Principal coordinate analysis allowed visualization of the similarities between fecal microbial community compositions before treatment and at T2 (Figure 4). All of the similarity metrics (unweighted and weighted UniFrac, Bray Curtis, Jaccard) indicated heterogeneity, with overlap between the before and T2 samples.

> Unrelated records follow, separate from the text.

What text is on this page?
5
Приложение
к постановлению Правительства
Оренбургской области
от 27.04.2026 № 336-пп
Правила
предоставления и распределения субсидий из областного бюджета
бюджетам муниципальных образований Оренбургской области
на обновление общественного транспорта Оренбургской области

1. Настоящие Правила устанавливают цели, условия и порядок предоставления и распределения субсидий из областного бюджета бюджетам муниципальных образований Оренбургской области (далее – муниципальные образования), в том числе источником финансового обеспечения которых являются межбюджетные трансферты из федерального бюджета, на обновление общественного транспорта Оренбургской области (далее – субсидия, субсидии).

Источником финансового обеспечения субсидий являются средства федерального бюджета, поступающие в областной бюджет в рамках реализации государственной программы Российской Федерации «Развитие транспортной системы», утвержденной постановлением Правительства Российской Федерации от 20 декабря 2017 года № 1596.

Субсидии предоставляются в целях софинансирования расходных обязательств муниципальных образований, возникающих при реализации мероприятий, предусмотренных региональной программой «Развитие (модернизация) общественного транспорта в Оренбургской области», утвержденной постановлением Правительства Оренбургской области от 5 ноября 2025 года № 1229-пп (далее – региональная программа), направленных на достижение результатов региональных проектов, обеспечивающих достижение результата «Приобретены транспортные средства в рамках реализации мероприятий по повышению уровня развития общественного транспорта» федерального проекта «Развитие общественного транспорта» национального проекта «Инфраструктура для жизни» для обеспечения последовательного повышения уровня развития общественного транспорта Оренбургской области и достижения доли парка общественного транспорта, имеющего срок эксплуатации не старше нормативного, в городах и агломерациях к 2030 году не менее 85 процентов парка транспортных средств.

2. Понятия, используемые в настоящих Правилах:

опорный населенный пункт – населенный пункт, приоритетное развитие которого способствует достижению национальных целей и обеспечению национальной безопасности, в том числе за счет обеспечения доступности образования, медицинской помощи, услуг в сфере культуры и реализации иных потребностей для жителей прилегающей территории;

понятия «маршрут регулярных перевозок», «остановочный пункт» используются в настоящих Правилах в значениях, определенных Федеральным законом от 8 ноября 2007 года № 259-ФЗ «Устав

The PERMANOVA testing identified significant differences in β-diversity comparing before diet to T2 samples in the 13 Rs that were not present in the 5 NRs (Table 1; Figure 5).

To identify the ASVs contributing to changes in bacterial communities, ANCOM was applied to compare pre-diet to T2 samples within the R and NR groups. Results identified a differential impact of EL feeding on the fecal microbiome of Rs compared with NRs (Figure 5). The 3 significant differences in NRs were a decrease in the phylum Tenericutes, the class Mollicutes, and the order Anaeroplasmatales (Table 2). Within the Rs, significant changes in relative abundances were seen at the phylum, class, order, family, and genus levels; these included reduced relative abundances of Bifidobacteriaceae, Lactobacillaceae, Streptococcaceae, and Desulfovibrionales (Table 2).